Changer d’échelle pour accélérer le déploiement
Pour s’adapter aux besoins énergétiques des territoires, les SMR offrent des puissances inférieures au nucléaire conventionnel de quelques dizaines de MW à plusieurs centaines de MW. Cette perspective offre de nouvelles opportunités à des territoires de pouvoir apporter un outil énergétique, source d’attractivité économique. Outre les objectifs économiques de réduction des temps de construction, de concentration des capitaux et de gains en industrialisation, l’échelle du SMR peut apporter une réponse adaptée à des problématiques énergétiques locales. En complément d’une taille d’installation sobre, les délais annoncés pour le déploiement et la construction constituent un argument phare pour atteindre des objectifs énergétiques et climatiques ambitieux.

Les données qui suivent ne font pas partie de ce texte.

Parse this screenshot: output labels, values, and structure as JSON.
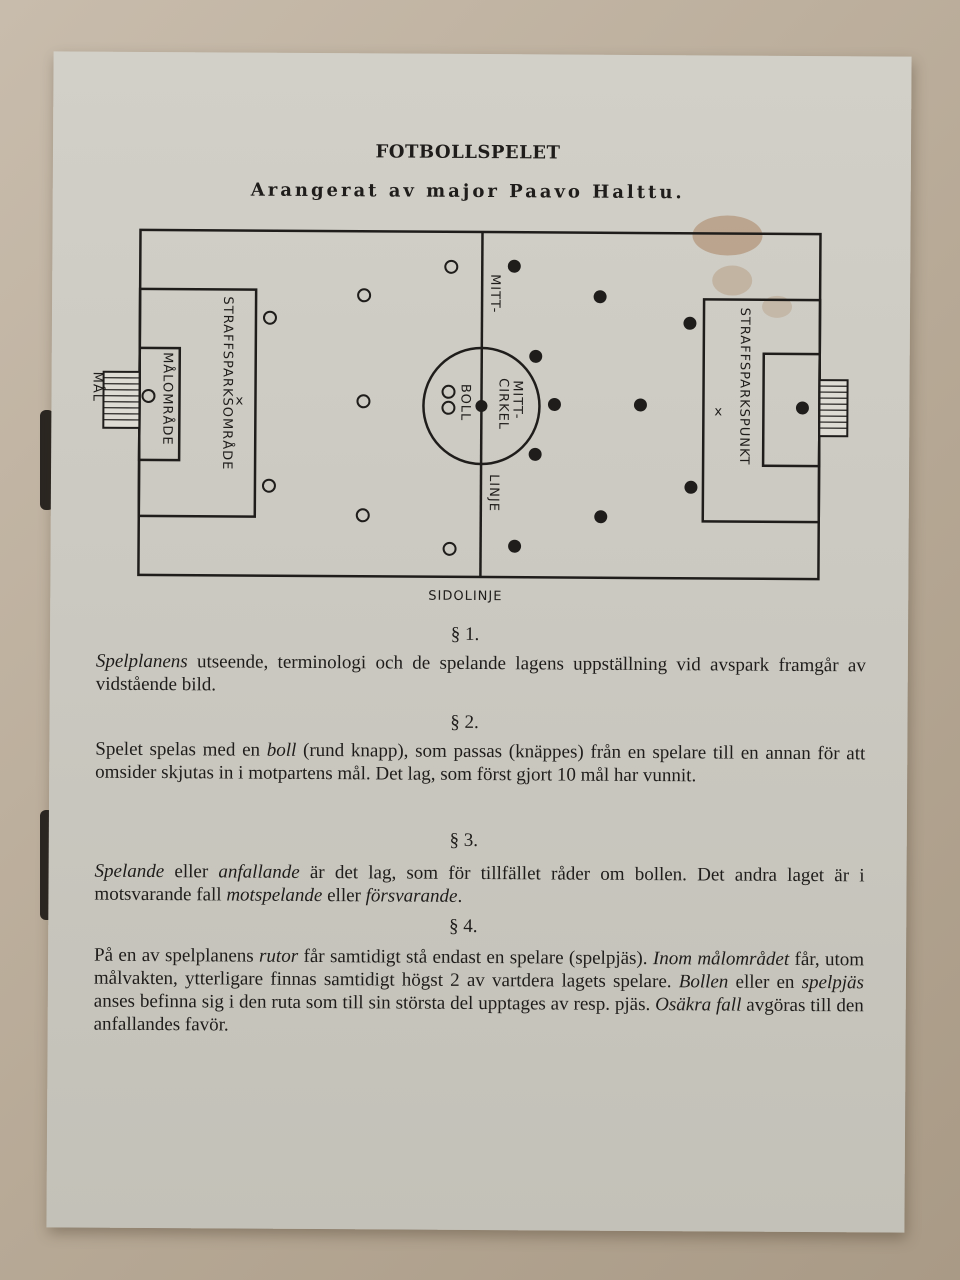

Développer de nouvelles générations de réacteur
Les SMR offrent également des perspectives de développement des réacteurs dits de quatrième génération pour améliorer la durabilité, la sûreté nucléaire, la compétitivité économique et la résistance à la prolifération nucléaire. Dans ce domaine, la France dispose d’atouts solides avec d’anciens programmes sur les réacteurs à neutrons rapides, une filière combustible intégrée, mais aussi un stock de combustible usagé qui pourrait devenir un pilier de la fourniture énergétique nationale dans les prochaines décennies.

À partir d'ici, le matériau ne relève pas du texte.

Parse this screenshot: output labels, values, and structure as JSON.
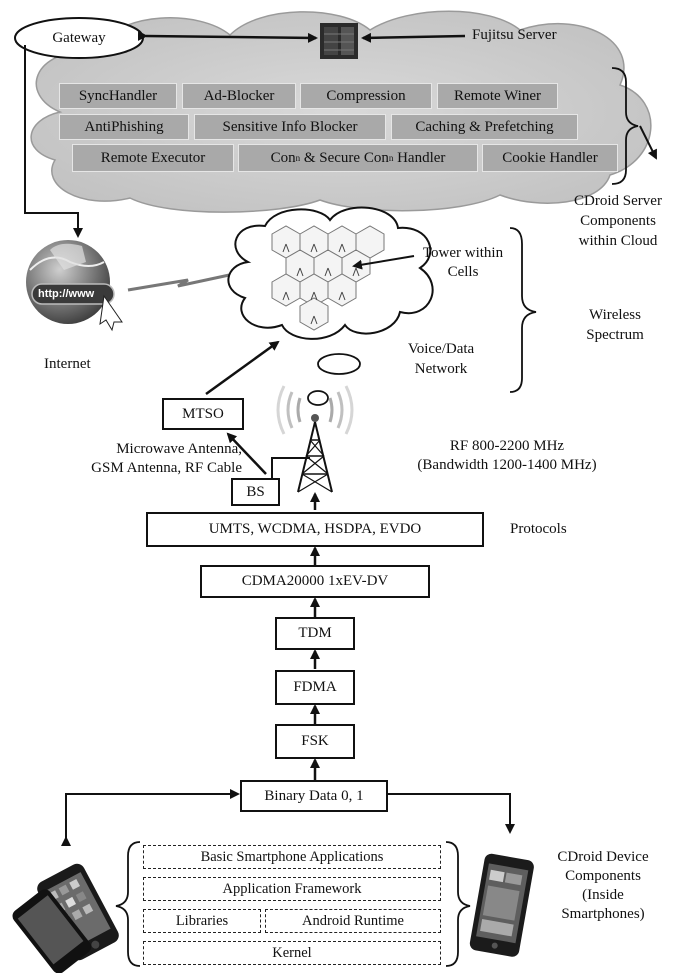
{
  "cloud": {
    "gateway": "Gateway",
    "server": "Fujitsu Server",
    "components": {
      "sync": "SyncHandler",
      "adblock": "Ad-Blocker",
      "compression": "Compression",
      "winer": "Remote Winer",
      "antiphishing": "AntiPhishing",
      "sensitive": "Sensitive Info Blocker",
      "caching": "Caching & Prefetching",
      "executor": "Remote Executor",
      "con_a": "Con",
      "con_b": " & Secure Con",
      "con_c": " Handler",
      "sup": "n",
      "cookie": "Cookie Handler"
    },
    "server_label": [
      "CDroid Server",
      "Components",
      "within Cloud"
    ]
  },
  "network": {
    "internet": "Internet",
    "url": "http://www",
    "tower_cells": [
      "Tower within",
      "Cells"
    ],
    "voice_data": [
      "Voice/Data",
      "Network"
    ],
    "wireless": [
      "Wireless",
      "Spectrum"
    ],
    "mtso": "MTSO",
    "bs": "BS",
    "antenna": [
      "Microwave Antenna,",
      "GSM Antenna, RF Cable"
    ],
    "rf": [
      "RF 800-2200 MHz",
      "(Bandwidth 1200-1400 MHz)"
    ]
  },
  "stack": {
    "protocols": "UMTS, WCDMA, HSDPA, EVDO",
    "protocols_label": "Protocols",
    "cdma": "CDMA20000 1xEV-DV",
    "tdm": "TDM",
    "fdma": "FDMA",
    "fsk": "FSK",
    "binary": "Binary Data 0, 1"
  },
  "device": {
    "apps": "Basic Smartphone Applications",
    "framework": "Application Framework",
    "libraries": "Libraries",
    "runtime": "Android Runtime",
    "kernel": "Kernel",
    "label": [
      "CDroid Device",
      "Components",
      "(Inside",
      "Smartphones)"
    ]
  }
}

Apporter des services énergétiques
Le SMR peut aussi se présenter comme une plateforme énergétique territoriale qui peut apporter différents services aux acteurs économiques, aux territoires et aux infrastructures :
Fournir une énergie décarbonée et pilotable
Sécuriser l’approvisionnement énergétique du territoire
Apporter des services aux réseaux électriques
Alimenter des réseaux de chaleur urbains et industriels
Appuyer la production de nouveaux produits énergétiques
Cet ensemble permet de faire du SMR un levier de développement territorial avec à la clé, différentes retombées telles que des emplois industriels, de l’attractivité pour les activités énergo-intensives, une stabilité des coûts de l’énergie et une structuration de nouvelles filières industrielles. C’est donc plus qu’un actif énergétique qui se développe, mais un nouvel outil d’attractivité du territoire promis.
Pôlénergie s’est donc plongé dans un benchmark pour comprendre les enjeux propres à cette filière, le positionnement des lauréats de France 2030 et établir un panorama mondial.